GRAND RAPIDS, Mich. (April 3, 2006) - The application process for the 2006 edition of the Catholic High School Honor Roll  is now open. In keeping with Vatican II's dual stress on the “earthly city” and the “Kingdom of God,” the Honor Roll recognizes schools that embrace a vibrant Catholic identity and instill an appreciation of the social, political, and economic dimensions of the world.
The application deadline is May 15. Schools may now apply online at www.chshonor.org . The Honor Roll is offering a special incentive to encourage online applications. If a school completes the survey online, it will be entered in a drawing for a prize of $1,000. Last year's winner was Holy Cross Academy in Oneida, N.Y.
Since the Honor Roll's inception in 2004, schools on the top 50 list have enjoyed welldeserved distinction and praise from bishops, school boards, donors, the media, and, most importantly, parents.

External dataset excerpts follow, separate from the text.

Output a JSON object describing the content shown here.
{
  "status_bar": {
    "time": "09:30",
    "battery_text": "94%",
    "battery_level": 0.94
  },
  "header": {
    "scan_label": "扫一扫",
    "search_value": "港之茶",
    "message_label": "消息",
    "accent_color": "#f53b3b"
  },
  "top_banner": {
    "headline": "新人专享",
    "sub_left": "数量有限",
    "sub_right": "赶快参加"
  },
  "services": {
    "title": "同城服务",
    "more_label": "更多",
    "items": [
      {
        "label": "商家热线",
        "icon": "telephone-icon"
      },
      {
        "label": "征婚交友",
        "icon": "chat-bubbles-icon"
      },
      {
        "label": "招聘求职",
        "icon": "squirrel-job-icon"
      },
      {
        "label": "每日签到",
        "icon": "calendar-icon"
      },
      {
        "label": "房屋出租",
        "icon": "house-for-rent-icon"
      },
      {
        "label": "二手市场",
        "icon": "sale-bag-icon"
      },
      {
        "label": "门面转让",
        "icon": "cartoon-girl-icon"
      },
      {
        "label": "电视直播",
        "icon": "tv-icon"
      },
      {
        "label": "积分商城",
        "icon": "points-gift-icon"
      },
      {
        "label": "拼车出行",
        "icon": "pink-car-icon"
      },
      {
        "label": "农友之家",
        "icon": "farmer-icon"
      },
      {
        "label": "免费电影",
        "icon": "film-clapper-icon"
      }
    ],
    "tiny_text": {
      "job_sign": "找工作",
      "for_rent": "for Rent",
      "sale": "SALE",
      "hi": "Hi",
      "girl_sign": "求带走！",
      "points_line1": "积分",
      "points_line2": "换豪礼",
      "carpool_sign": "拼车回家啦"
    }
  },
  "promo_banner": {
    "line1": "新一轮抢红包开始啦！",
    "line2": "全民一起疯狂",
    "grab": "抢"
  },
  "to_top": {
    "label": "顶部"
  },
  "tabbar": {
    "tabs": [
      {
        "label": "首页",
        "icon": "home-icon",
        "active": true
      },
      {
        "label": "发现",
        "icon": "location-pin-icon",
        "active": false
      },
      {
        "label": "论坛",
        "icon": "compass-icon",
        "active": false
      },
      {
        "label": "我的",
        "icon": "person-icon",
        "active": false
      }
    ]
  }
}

More than 75 high schools have appeared on the Honor Roll list and another 40 have been honored on one of the category leader lists. More than 140 media stories about the Honor Roll have helped highlight the good work Catholic high schools do.
The Honor Roll “provided a huge impact within our community,” said Mr. Kyle L. Groos, principal of O'Gorman High School in Sioux Falls, S.D. In an environment where parents are searching for quality Catholic education, “they want and need to know that we are considered one of the top Catholic high schools.” The Honor Roll has given O'Gorman the opportunity that helps parents make the decision of where to send their kids.
The primary goal of the Honor Roll is to encourage schools to educate students as effectively as possible, in a way that integrates Catholic faith and prepares students for active engagement with the world. The Honor Roll measures a school's strength in three areas: academics, Catholic identity, and civic education. By supporting this constructive competition, the Honor Roll provides insight into the character of Catholic secondary education and calls everyone to improve the academic and spiritual formation given to America's youth. In promoting rigorous education, the Honor Roll desires to better prepare students for fruitful vocations in politics, business, and the Church.